Synchronization in Traffic Dynamics: Mechanisms of Hysteresis

Abstract: Starting from a second-order linear differential equation, we analyze the dynamical mechanisms of no behavior pattern (pure response), reaction and anticipation behaviors in traffic. As an emergence of the underlying dynamical evolution, the periodic evolution trajectories (3D hysteresis) in phase space ($v_i, v_j, d_{ji}$) exhibit fascinating characters. We investigate the emerging Time-Delay ($TD$) phenomena and the resulting analytical hysteresis, an equal frequency sets of Lissajous figures.
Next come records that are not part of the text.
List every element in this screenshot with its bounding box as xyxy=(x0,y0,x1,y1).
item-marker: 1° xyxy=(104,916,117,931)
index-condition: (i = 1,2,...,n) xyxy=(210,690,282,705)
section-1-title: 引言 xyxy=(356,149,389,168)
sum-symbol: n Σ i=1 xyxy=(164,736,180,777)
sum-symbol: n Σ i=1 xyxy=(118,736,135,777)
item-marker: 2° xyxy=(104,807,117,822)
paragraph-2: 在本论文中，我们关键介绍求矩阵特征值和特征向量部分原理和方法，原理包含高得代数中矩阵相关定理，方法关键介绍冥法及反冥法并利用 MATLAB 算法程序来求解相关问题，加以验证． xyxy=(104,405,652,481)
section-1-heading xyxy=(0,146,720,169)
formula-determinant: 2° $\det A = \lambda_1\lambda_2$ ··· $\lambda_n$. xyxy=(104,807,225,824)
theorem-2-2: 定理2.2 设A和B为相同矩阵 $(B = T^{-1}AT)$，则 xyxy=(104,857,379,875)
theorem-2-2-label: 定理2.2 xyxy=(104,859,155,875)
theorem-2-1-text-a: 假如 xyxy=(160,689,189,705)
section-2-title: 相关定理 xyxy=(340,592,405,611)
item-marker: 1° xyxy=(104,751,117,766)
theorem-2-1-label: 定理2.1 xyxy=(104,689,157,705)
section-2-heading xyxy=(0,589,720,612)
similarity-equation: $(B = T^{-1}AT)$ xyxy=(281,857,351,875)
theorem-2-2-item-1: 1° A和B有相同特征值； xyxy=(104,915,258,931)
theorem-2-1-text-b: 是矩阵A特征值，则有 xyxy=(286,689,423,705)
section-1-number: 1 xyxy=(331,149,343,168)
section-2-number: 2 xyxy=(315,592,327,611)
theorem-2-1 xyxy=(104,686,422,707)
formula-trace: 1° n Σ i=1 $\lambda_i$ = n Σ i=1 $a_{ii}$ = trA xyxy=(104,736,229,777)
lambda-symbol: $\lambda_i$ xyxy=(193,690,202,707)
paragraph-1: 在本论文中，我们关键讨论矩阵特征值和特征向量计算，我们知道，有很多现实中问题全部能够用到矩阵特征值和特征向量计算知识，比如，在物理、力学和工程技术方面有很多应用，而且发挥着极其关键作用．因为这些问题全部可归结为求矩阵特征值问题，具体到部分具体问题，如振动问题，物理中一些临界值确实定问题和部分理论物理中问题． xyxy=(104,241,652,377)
By quantifying energy dissipation through individual and system perspectives, we demonstrate that $TD$ and Time-To-Collision ($TTC$) are direct metrics of zero-dissipation under equilibrium and synchronization states. Finally, a phase diagram based on $TD$ and $TTC$ is developed to bridge the dynamical behaviors in traffic across $\mathbb{R}^1$ and $\mathbb{R}^2$ spaces. Our results provide a theoretical foundation upon which many obscure mechanisms become self-evident, such as the $TD$-induced flip of the hysteresis (clockwise to counterclockwise in FD) and the crossed hysteresis, etc.